Merlin
Merlin

Reputation: 25659

Multiprocessing changed in python 3.9 from 3.7 on MacOSx, how to fix?

Python 3.9 multiprocessing seems to run many extra loops over the whole file, while 3.7 didnt do this. The machine has 8 cores thus 8 loops. How do I fix this. This is not what I am expecting -- was the threading module also reworked, does this problem happen in that module also. This is the code:

 !/usr/bin/python
from   time            import strftime
import multiprocessing as mp

print (strftime("%H:%M:%S") + ' Run line5 ' )

def pullLast():  
    print(12345678998765432345678)
    return 1

def mprocULwork(uplist): # build a queue with tuple
    ULsyms = [e for e in uplist if e is not None] 
    p_size          = mp.cpu_count()
    pool            = mp.Pool(processes=p_size, maxtasksperchild=400,)
    pool_outputs    = pool.map(ULProcess, ULsyms)
    pool.close()    # no more tasks
    pool.join()     # wrap up current tasks
    del pool
    print (strftime("%H:%M:%S"), "Finished ULwork")

def ULProcess(symbol):
    pSet    = 0
    print(pSet,symbol)
    
if __name__ == '__main__': 
    pSet    = 1
    symlist = ["G","Y","S" ]
    ullist  = symlist

    global lastPriceDF
    lastPriceDF  = pullLast()

    mprocULwork(ullist)                ####### <<<<<<<<<<<<<<<<<<main entry
    print (strftime("%H:%M:%S"), "post")
   
print (strftime("%H:%M:%S"),  'Exiting....line last' )

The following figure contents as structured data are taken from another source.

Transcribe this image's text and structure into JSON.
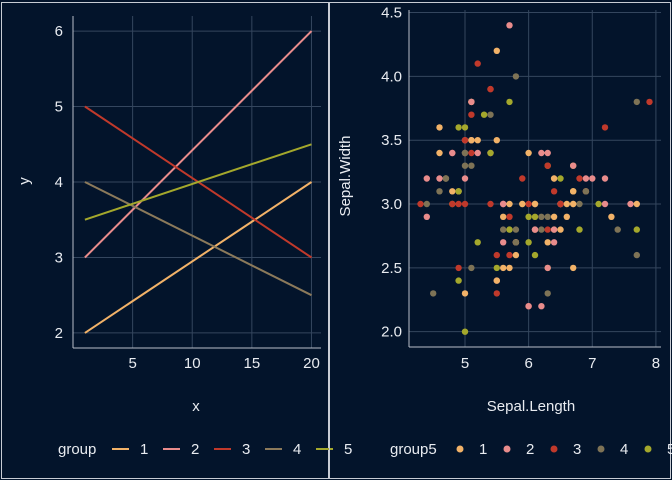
{
  "theme": {
    "background": "#03142b",
    "panel_border": "#c8ccd4",
    "grid": "#34465e",
    "text": "#e9ecf1"
  },
  "chart_data": [
    {
      "type": "line",
      "xlabel": "x",
      "ylabel": "y",
      "xlim": [
        0,
        20.8
      ],
      "ylim": [
        1.8,
        6.2
      ],
      "x_ticks": [
        "5",
        "10",
        "15",
        "20"
      ],
      "y_ticks": [
        "2",
        "3",
        "4",
        "5",
        "6"
      ],
      "grid": true,
      "legend": {
        "title": "group",
        "placement": "bottom"
      },
      "series": [
        {
          "name": "1",
          "color": "#f2b268",
          "points": [
            [
              1,
              2
            ],
            [
              20,
              4
            ]
          ]
        },
        {
          "name": "2",
          "color": "#e98c8c",
          "points": [
            [
              1,
              3
            ],
            [
              20,
              6
            ]
          ]
        },
        {
          "name": "3",
          "color": "#c0392b",
          "points": [
            [
              1,
              5
            ],
            [
              20,
              3
            ]
          ]
        },
        {
          "name": "4",
          "color": "#8c7a5b",
          "points": [
            [
              1,
              4
            ],
            [
              20,
              2.5
            ]
          ]
        },
        {
          "name": "5",
          "color": "#a4a82c",
          "points": [
            [
              1,
              3.5
            ],
            [
              20,
              4.5
            ]
          ]
        }
      ]
    },
    {
      "type": "scatter",
      "xlabel": "Sepal.Length",
      "ylabel": "Sepal.Width",
      "xlim": [
        4.12,
        8.08
      ],
      "ylim": [
        1.88,
        4.52
      ],
      "x_ticks": [
        "5",
        "6",
        "7",
        "8"
      ],
      "y_ticks": [
        "2.0",
        "2.5",
        "3.0",
        "3.5",
        "4.0",
        "4.5"
      ],
      "grid": true,
      "legend": {
        "title": "group5",
        "placement": "bottom"
      },
      "series": [
        {
          "name": "1",
          "color": "#f2b268"
        },
        {
          "name": "2",
          "color": "#e98c8c"
        },
        {
          "name": "3",
          "color": "#c0392b"
        },
        {
          "name": "4",
          "color": "#7e7356"
        },
        {
          "name": "5",
          "color": "#a4a82c"
        }
      ],
      "points": [
        [
          5.1,
          3.5,
          2
        ],
        [
          4.9,
          3.0,
          3
        ],
        [
          4.7,
          3.2,
          1
        ],
        [
          4.6,
          3.1,
          4
        ],
        [
          5.0,
          3.6,
          5
        ],
        [
          5.4,
          3.9,
          3
        ],
        [
          4.6,
          3.4,
          1
        ],
        [
          5.0,
          3.4,
          2
        ],
        [
          4.4,
          2.9,
          2
        ],
        [
          4.9,
          3.1,
          1
        ],
        [
          5.4,
          3.7,
          4
        ],
        [
          4.8,
          3.4,
          3
        ],
        [
          4.8,
          3.0,
          5
        ],
        [
          4.3,
          3.0,
          3
        ],
        [
          5.8,
          4.0,
          4
        ],
        [
          5.7,
          4.4,
          2
        ],
        [
          5.4,
          3.9,
          3
        ],
        [
          5.1,
          3.5,
          1
        ],
        [
          5.7,
          3.8,
          5
        ],
        [
          5.1,
          3.8,
          1
        ],
        [
          5.4,
          3.4,
          2
        ],
        [
          5.1,
          3.7,
          3
        ],
        [
          4.6,
          3.6,
          1
        ],
        [
          5.1,
          3.3,
          4
        ],
        [
          4.8,
          3.4,
          2
        ],
        [
          5.0,
          3.0,
          3
        ],
        [
          5.0,
          3.4,
          4
        ],
        [
          5.2,
          3.5,
          1
        ],
        [
          5.2,
          3.4,
          2
        ],
        [
          4.7,
          3.2,
          4
        ],
        [
          4.8,
          3.1,
          1
        ],
        [
          5.4,
          3.4,
          5
        ],
        [
          5.2,
          4.1,
          3
        ],
        [
          5.5,
          4.2,
          1
        ],
        [
          4.9,
          3.1,
          5
        ],
        [
          5.0,
          3.2,
          2
        ],
        [
          5.5,
          3.5,
          1
        ],
        [
          4.9,
          3.6,
          5
        ],
        [
          4.4,
          3.0,
          4
        ],
        [
          5.1,
          3.4,
          3
        ],
        [
          5.0,
          3.5,
          2
        ],
        [
          4.5,
          2.3,
          4
        ],
        [
          4.4,
          3.2,
          2
        ],
        [
          5.0,
          3.5,
          3
        ],
        [
          5.1,
          3.8,
          1
        ],
        [
          4.8,
          3.0,
          3
        ],
        [
          5.1,
          3.8,
          2
        ],
        [
          4.6,
          3.2,
          2
        ],
        [
          5.3,
          3.7,
          5
        ],
        [
          5.0,
          3.3,
          4
        ],
        [
          7.0,
          3.2,
          2
        ],
        [
          6.4,
          3.2,
          4
        ],
        [
          6.9,
          3.1,
          1
        ],
        [
          5.5,
          2.3,
          3
        ],
        [
          6.5,
          2.8,
          1
        ],
        [
          5.7,
          2.8,
          4
        ],
        [
          6.3,
          3.3,
          5
        ],
        [
          4.9,
          2.4,
          5
        ],
        [
          6.6,
          2.9,
          1
        ],
        [
          5.2,
          2.7,
          5
        ],
        [
          5.0,
          2.0,
          5
        ],
        [
          5.9,
          3.0,
          4
        ],
        [
          6.0,
          2.2,
          3
        ],
        [
          6.1,
          2.9,
          5
        ],
        [
          5.6,
          2.9,
          1
        ],
        [
          6.7,
          3.1,
          2
        ],
        [
          5.6,
          3.0,
          2
        ],
        [
          5.8,
          2.7,
          3
        ],
        [
          6.2,
          2.2,
          2
        ],
        [
          5.6,
          2.5,
          1
        ],
        [
          5.9,
          3.2,
          3
        ],
        [
          6.1,
          2.8,
          1
        ],
        [
          6.3,
          2.5,
          5
        ],
        [
          6.1,
          2.8,
          2
        ],
        [
          6.4,
          2.9,
          1
        ],
        [
          6.6,
          3.0,
          1
        ],
        [
          6.8,
          2.8,
          5
        ],
        [
          6.7,
          3.0,
          4
        ],
        [
          6.0,
          2.9,
          5
        ],
        [
          5.7,
          2.6,
          3
        ],
        [
          5.5,
          2.4,
          2
        ],
        [
          5.5,
          2.4,
          1
        ],
        [
          5.8,
          2.7,
          2
        ],
        [
          6.0,
          2.7,
          5
        ],
        [
          5.4,
          3.0,
          3
        ],
        [
          6.0,
          3.4,
          1
        ],
        [
          6.7,
          3.1,
          5
        ],
        [
          6.3,
          2.3,
          4
        ],
        [
          5.6,
          3.0,
          2
        ],
        [
          5.5,
          2.5,
          5
        ],
        [
          5.5,
          2.6,
          3
        ],
        [
          6.1,
          3.0,
          2
        ],
        [
          5.8,
          2.6,
          1
        ],
        [
          5.0,
          2.3,
          1
        ],
        [
          5.6,
          2.7,
          2
        ],
        [
          5.7,
          3.0,
          1
        ],
        [
          5.7,
          2.9,
          3
        ],
        [
          6.2,
          2.9,
          4
        ],
        [
          5.1,
          2.5,
          4
        ],
        [
          5.7,
          2.8,
          5
        ],
        [
          6.3,
          3.3,
          3
        ],
        [
          5.8,
          2.7,
          1
        ],
        [
          7.1,
          3.0,
          5
        ],
        [
          6.3,
          2.9,
          4
        ],
        [
          6.5,
          3.0,
          1
        ],
        [
          7.6,
          3.0,
          2
        ],
        [
          4.9,
          2.5,
          3
        ],
        [
          7.3,
          2.9,
          1
        ],
        [
          6.7,
          2.5,
          1
        ],
        [
          7.2,
          3.6,
          3
        ],
        [
          6.5,
          3.2,
          5
        ],
        [
          6.4,
          2.7,
          2
        ],
        [
          6.8,
          3.0,
          4
        ],
        [
          5.7,
          2.5,
          1
        ],
        [
          5.8,
          2.8,
          4
        ],
        [
          6.4,
          3.2,
          1
        ],
        [
          6.5,
          3.0,
          2
        ],
        [
          7.7,
          3.8,
          4
        ],
        [
          7.7,
          2.6,
          4
        ],
        [
          6.0,
          2.2,
          2
        ],
        [
          6.9,
          3.2,
          2
        ],
        [
          5.6,
          2.8,
          4
        ],
        [
          7.7,
          2.8,
          5
        ],
        [
          6.3,
          2.7,
          1
        ],
        [
          6.7,
          3.3,
          5
        ],
        [
          7.2,
          3.2,
          2
        ],
        [
          6.2,
          2.8,
          4
        ],
        [
          6.1,
          3.0,
          1
        ],
        [
          6.4,
          2.8,
          5
        ],
        [
          7.2,
          3.0,
          2
        ],
        [
          7.4,
          2.8,
          4
        ],
        [
          7.9,
          3.8,
          3
        ],
        [
          6.4,
          2.8,
          2
        ],
        [
          6.3,
          2.8,
          3
        ],
        [
          6.1,
          2.6,
          5
        ],
        [
          7.7,
          3.0,
          1
        ],
        [
          6.3,
          3.4,
          2
        ],
        [
          6.4,
          3.1,
          3
        ],
        [
          6.0,
          3.0,
          3
        ],
        [
          6.9,
          3.1,
          3
        ],
        [
          6.7,
          3.1,
          1
        ],
        [
          6.9,
          3.1,
          4
        ],
        [
          5.8,
          2.7,
          4
        ],
        [
          6.8,
          3.2,
          3
        ],
        [
          6.7,
          3.3,
          2
        ],
        [
          6.7,
          3.0,
          1
        ],
        [
          6.3,
          2.5,
          2
        ],
        [
          6.5,
          3.0,
          3
        ],
        [
          6.2,
          3.4,
          2
        ],
        [
          5.9,
          3.0,
          1
        ]
      ]
    }
  ]
}
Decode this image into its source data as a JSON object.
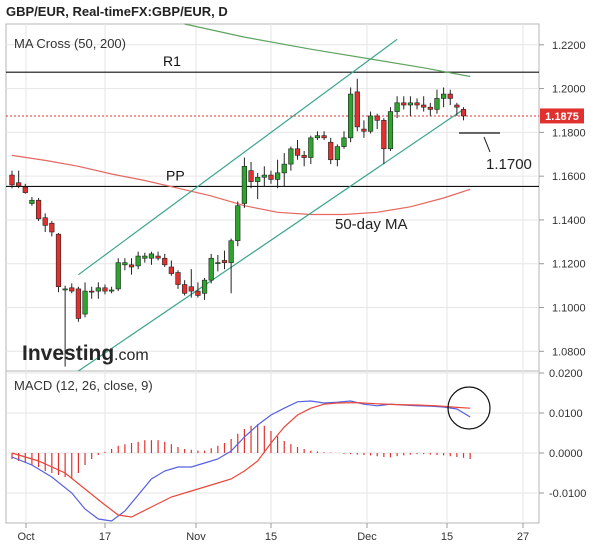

This the output from python 3.7:

10:08:58 Run line5 
12345678998765432345678
0 G
0 Y
0 S
10:08:58 Finished ULwork
10:08:58 post
10:08:58 Exiting....line last

This is the output from 3.9:

10:20:44 Run line5 
12345678998765432345678
10:20:44 Run line5 
10:20:44 Exiting....line last
0 G
0 Y
0 S
10:20:44 Run line5 
10:20:44 Exiting....line last
10:20:44 Run line5 
10:20:44 Exiting....line last
10:20:44 Run line5 
10:20:44 Exiting....line last
10:20:44 Run line5 
10:20:44 Exiting....line last
10:20:44 Run line5 
10:20:44 Exiting....line last
10:20:44 Run line5 
10:20:44 Exiting....line last
10:20:44 Run line5 
10:20:44 Exiting....line last
10:20:44 Finished ULwork
10:20:44 post
10:20:44 Exiting....line last

Upvotes: 1

Views: 2132

Answers (1)

ShadowRanger
ShadowRanger

Reputation: 155506

Psychic debugging: You're on macOS. In 3.8, the multiprocessing module switched from using the 'fork' start method by default to the 'spawn' start method, because the high-level macOS system libraries are not fork-safe and can cause crashes. Part of how the 'spawn' method simulates forking is by reimporting the __main__ module (but with a different __name__ so a properly guarded module won't redo anything that's guarded).

If you want to roll the dice, go ahead and explicitly opt-in to the 'fork' start method with multiprocessing.set_start_method('fork'). More properly, fix your code to make it follow the multiprocessing guidelines for the 'spawn' (and 'forkserver') method.